It seems that every year or two we play a big John Williams concert. As the principal trumpet, the week always sets off the full array of alarm bells and sirens. Such a programme requires thoughtful preparation, a practice plan that will prepare you physically for what you have to do, and a heck of a lot of confidence that you’ve got what it takes to nail it, right through the end of the concert.
Having done more than a few of these shows, that confidence comes more easily than it used to for me. The practice plan, unsurprisingly, involves building volume and intensity in the weeks before, and not needing to overpractice and pick up debilitating fatigue on the days when the rehearsals of such a monster programme will provide the intensity and workload required to have the goods at the end of the week.
The planning, however, is an interesting challenge, and is very programme-specific. We’ll have four players on this show, some pieces having three parts and some four. I’m not shy about having an assistant on a show like this. On the three-trumpet pieces I mark, both in my part and a copy, passages I’d like the assistant to double (usually passages where all three trumpets are in unison, or in octaves I’ll make sure there are two players in each octave), and passages where I’ll lay out entirely (usually accompaniment passages or long notes). I’m also not shy about strategically splitting up passages to make sure it all sounds super strong. Pieces that we do over and over, like the classic Star Wars suite, I’ve got figured out. Others that I’ve never played before require a bit more guesswork, and sometimes some changes at the first rehearsal.
One particularly clever bit of programming has gone into this concert: the suite from Robin Hood, by Erich Korngold. Not only is it wonderful film music, but we’re playing it on a regular series concert the week prior. Pops concerts in general get less rehearsal time than classical concerts, even though the music could often use a full rehearsal schedule. This particular programme will effectively get more rehearsal because of the time we will already have spent on Robin Hood.

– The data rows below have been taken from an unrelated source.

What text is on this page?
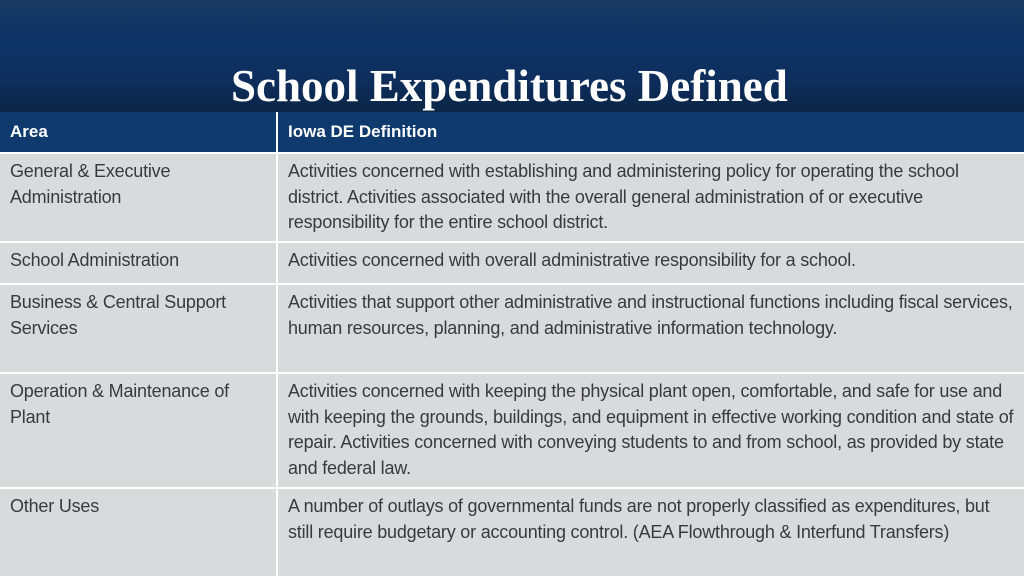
School Expenditures Defined
Area	Iowa DE Definition
General & Executive Administration	Activities concerned with establishing and administering policy for operating the school district. Activities associated with the overall general administration of or executive responsibility for the entire school district.
School Administration	Activities concerned with overall administrative responsibility for a school.
Business & Central Support Services	Activities that support other administrative and instructional functions including fiscal services, human resources, planning, and administrative information technology.
Operation & Maintenance of Plant	Activities concerned with keeping the physical plant open, comfortable, and safe for use and with keeping the grounds, buildings, and equipment in effective working condition and state of repair. Activities concerned with conveying students to and from school, as provided by state and federal law.
Other Uses	A number of outlays of governmental funds are not properly classified as expenditures, but still require budgetary or accounting control. (AEA Flowthrough & Interfund Transfers)
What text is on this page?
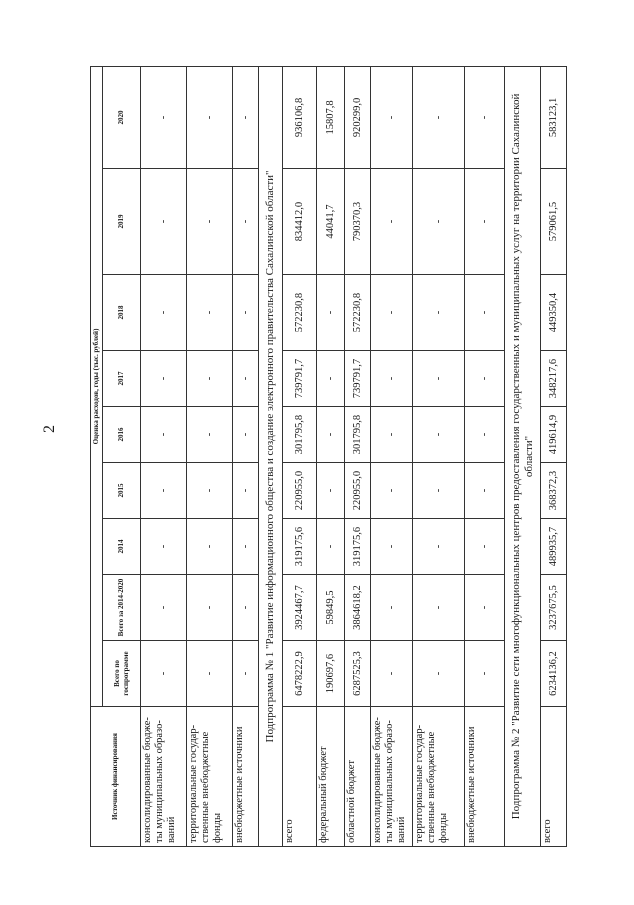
2
Источник финансирования	Оценка расходов, годы (тыс. рублей)								
	Всего по госпрограмме	Всего за 2014-2020	2014	2015	2016	2017	2018	2019	2020
консолидированные бюдже-ты муниципальных образо-ваний	-	-	-	-	-	-	-	-	-
территориальные государ-ственные внебюджетные фонды	-	-	-	-	-	-	-	-	-
внебюджетные источники	-	-	-	-	-	-	-	-	-
Подпрограмма № 1 "Развитие информационного общества и создание электронного правительства Сахалинской области"									
всего	6478222,9	3924467,7	319175,6	220955,0	301795,8	739791,7	572230,8	834412,0	936106,8
федеральный бюджет	190697,6	59849,5	-	-	-	-	-	44041,7	15807,8
областной бюджет	6287525,3	3864618,2	319175,6	220955,0	301795,8	739791,7	572230,8	790370,3	920299,0
консолидированные бюдже-ты муниципальных образо-ваний	-	-	-	-	-	-	-	-	-
территориальные государ-ственные внебюджетные фонды	-	-	-	-	-	-	-	-	-
внебюджетные источники	-	-	-	-	-	-	-	-	-
Подпрограмма № 2 "Развитие сети многофункциональных центров предоставления государственных и муниципальных услуг на территории Сахалинской области"									
всего	6234136,2	3237675,5	489935,7	368372,3	419614,9	348217,6	449350,4	579061,5	583123,1
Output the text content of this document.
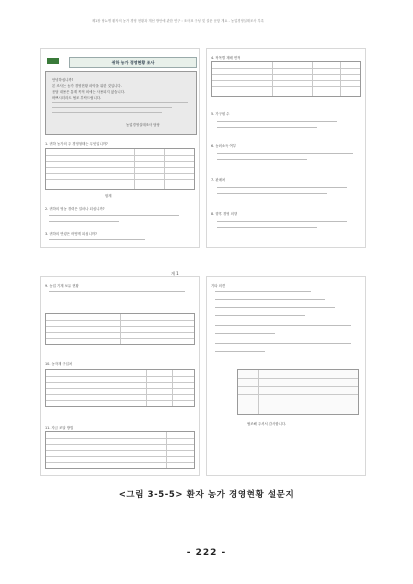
제1장 당뇨병 환자의 농가 경영 현황과 개선 방안에 관한 연구 : 조사표 구성 및 설문 문항 개요 - 농업경영실태조사 부록
귀하 농가 경영현황 조사
안녕하십니까?
본 조사는 농가 경영현황 파악을 위한 것입니다.
응답 내용은 통계 목적 외에는 사용되지 않습니다.
바쁘시더라도 협조 부탁드립니다.
농업경영실태조사 담당
1. 귀하 농가의 주 경영형태는 무엇입니까?
합계
2. 귀하의 영농 경력은 얼마나 되십니까?
3. 귀하의 연령은 어떻게 되십니까?
4. 작목별 재배 면적
5. 가구원 수
6. 농외소득 여부
7. 판매처
8. 향후 경영 의향
개 1
9. 농업 기계 보유 현황
10. 농자재 구입처
11. 자금 조달 방법
기타 의견
협조해 주셔서 감사합니다.
<그림 3-5-5> 환자 농가 경영현황 설문지
- 222 -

In a lot of ways a week like this is an extreme challenge, but mentally it’s actually quite straightforward. There aren’t many real changes of gear, I’m pretty much in charge most of the time that I’m playing. Being such a consistently prominent voice lets me focus mostly on executing my part very well, and trusting that my colleagues will follow me. Of course the usual concerns of ensemble and intonation never really go away, but when you’re driving the bus it’s a lot easier to know you’re on track.